Un altro aspetto del mio modo di vedere l'amicizia è che, se un amico mi delude (non in modo casuale: a tutti capita di sbagliare), chiudo a chiave la porta e butto la chiave. Questo non significa che io quell'amico non lo voglia più vedere o non gli voglia più parlare, ma che la mia disponibilità per lui è esaurita, non sono disposta a sforzarmi neanche un minimo. E la porta si chiude senza grandi clamori, spesso l'amico in questione non se ne accorge per anni, finché non ha bisogno, e allora la trova chiusa.

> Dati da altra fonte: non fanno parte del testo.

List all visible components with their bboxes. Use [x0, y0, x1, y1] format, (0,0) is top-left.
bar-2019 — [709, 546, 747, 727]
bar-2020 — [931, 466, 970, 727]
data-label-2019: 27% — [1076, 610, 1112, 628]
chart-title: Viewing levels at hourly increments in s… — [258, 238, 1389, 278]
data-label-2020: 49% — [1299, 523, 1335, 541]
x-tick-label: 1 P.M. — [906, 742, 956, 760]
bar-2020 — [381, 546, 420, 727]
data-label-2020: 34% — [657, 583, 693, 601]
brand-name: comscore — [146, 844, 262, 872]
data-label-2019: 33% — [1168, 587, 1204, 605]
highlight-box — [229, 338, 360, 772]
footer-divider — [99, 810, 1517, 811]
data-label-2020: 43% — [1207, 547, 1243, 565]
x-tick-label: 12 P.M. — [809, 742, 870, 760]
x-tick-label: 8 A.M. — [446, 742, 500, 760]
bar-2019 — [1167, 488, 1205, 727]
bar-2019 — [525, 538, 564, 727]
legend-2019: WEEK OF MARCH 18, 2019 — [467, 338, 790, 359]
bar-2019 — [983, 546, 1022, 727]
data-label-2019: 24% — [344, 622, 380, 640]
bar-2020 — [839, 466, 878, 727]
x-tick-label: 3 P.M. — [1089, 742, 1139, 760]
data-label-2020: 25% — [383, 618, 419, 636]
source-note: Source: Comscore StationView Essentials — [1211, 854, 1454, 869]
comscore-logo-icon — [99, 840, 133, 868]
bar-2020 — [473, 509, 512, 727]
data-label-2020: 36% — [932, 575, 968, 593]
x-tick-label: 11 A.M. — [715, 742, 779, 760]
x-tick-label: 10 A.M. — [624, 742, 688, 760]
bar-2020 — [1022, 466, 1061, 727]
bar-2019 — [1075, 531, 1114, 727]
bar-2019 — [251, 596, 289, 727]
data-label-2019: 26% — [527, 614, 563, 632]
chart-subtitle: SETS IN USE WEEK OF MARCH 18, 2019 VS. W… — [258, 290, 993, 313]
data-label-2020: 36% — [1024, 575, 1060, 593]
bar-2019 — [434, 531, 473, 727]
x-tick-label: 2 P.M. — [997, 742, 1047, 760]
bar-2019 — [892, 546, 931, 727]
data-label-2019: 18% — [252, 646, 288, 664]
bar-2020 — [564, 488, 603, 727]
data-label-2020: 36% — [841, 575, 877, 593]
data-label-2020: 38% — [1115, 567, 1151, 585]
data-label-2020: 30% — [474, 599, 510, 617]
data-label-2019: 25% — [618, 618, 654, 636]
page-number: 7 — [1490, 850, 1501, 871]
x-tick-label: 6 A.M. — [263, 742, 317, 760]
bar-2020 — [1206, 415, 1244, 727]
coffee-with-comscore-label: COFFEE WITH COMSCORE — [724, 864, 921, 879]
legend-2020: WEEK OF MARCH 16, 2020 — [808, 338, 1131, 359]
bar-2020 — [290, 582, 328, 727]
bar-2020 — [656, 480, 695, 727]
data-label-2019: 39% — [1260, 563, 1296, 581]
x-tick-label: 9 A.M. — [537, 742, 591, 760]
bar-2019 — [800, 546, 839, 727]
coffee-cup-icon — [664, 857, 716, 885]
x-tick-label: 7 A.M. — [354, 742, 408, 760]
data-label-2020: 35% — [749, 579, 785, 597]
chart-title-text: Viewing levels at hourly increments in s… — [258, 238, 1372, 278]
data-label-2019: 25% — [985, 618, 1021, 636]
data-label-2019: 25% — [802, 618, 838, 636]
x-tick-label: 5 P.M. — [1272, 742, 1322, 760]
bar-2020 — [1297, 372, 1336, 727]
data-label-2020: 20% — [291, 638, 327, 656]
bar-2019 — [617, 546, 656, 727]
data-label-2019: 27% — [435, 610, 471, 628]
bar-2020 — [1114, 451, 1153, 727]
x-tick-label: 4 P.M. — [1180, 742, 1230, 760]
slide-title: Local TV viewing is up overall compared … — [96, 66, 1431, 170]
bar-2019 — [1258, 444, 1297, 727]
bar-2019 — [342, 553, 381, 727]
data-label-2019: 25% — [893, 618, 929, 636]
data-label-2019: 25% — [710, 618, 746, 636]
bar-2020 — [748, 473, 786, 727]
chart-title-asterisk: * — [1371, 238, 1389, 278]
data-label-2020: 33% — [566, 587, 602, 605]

Che cosa c'entra tutto questo con la diplomazia? Ecco, se fossimo in un mondo ideale, c'entrerebbe poco: la diplomazia dovrebbe essere l'arte di far vedere ai contendenti le ragioni reciproche, in modo da pacificarli.
Dal momento che non siamo in un mondo ideale, in realtà spesso diplomazia significa dover mantenere buoni rapporti con persone che ti disgustano, dare ragione a chi è più aggressivo e/o potente per cercare di placarlo, usare con sapienza bastone e carota per far tutti contenti.
Ecco, io questo lo posso tollerare sul lavoro. Nella vita, se posso, faccio a meno.
Quindi, se tu sei una persona che ha ferito o danneggiato un mio amico (e io so che l'hai fatto con intenzione e magari pure in cattiva fede), ti saluterò con grandi sorrisi se devo, ma eviterò in ogni modo di contribuire al successo della tua iniziativa. Viceversa, se un mio amico o una persona che stimo mette in piedi qualcosa di buono e io posso aiutarlo, parteciperò, a costo di espormi alle critiche di altri per aver preso una posizione così netta. Anzi, son capace pure di sentirmi in colpa se per motivi oggettivi non posso partecipare.
Non ce la faccio proprio ad essere liquida e neutrale, a farmi rimbalzare le cose addosso. Anche quando dovrei, anche quando non posso fare niente per cambiare le cose e anzi rischio di peggiorarle. Il massimo che posso fare è una doccia fredda prima di esporre la mia posizione, ma non posso evitare di prenderla e comunicarla.
Ecco perché non so se andare ai prossimi colloqui con le maestre o mandarci Luca.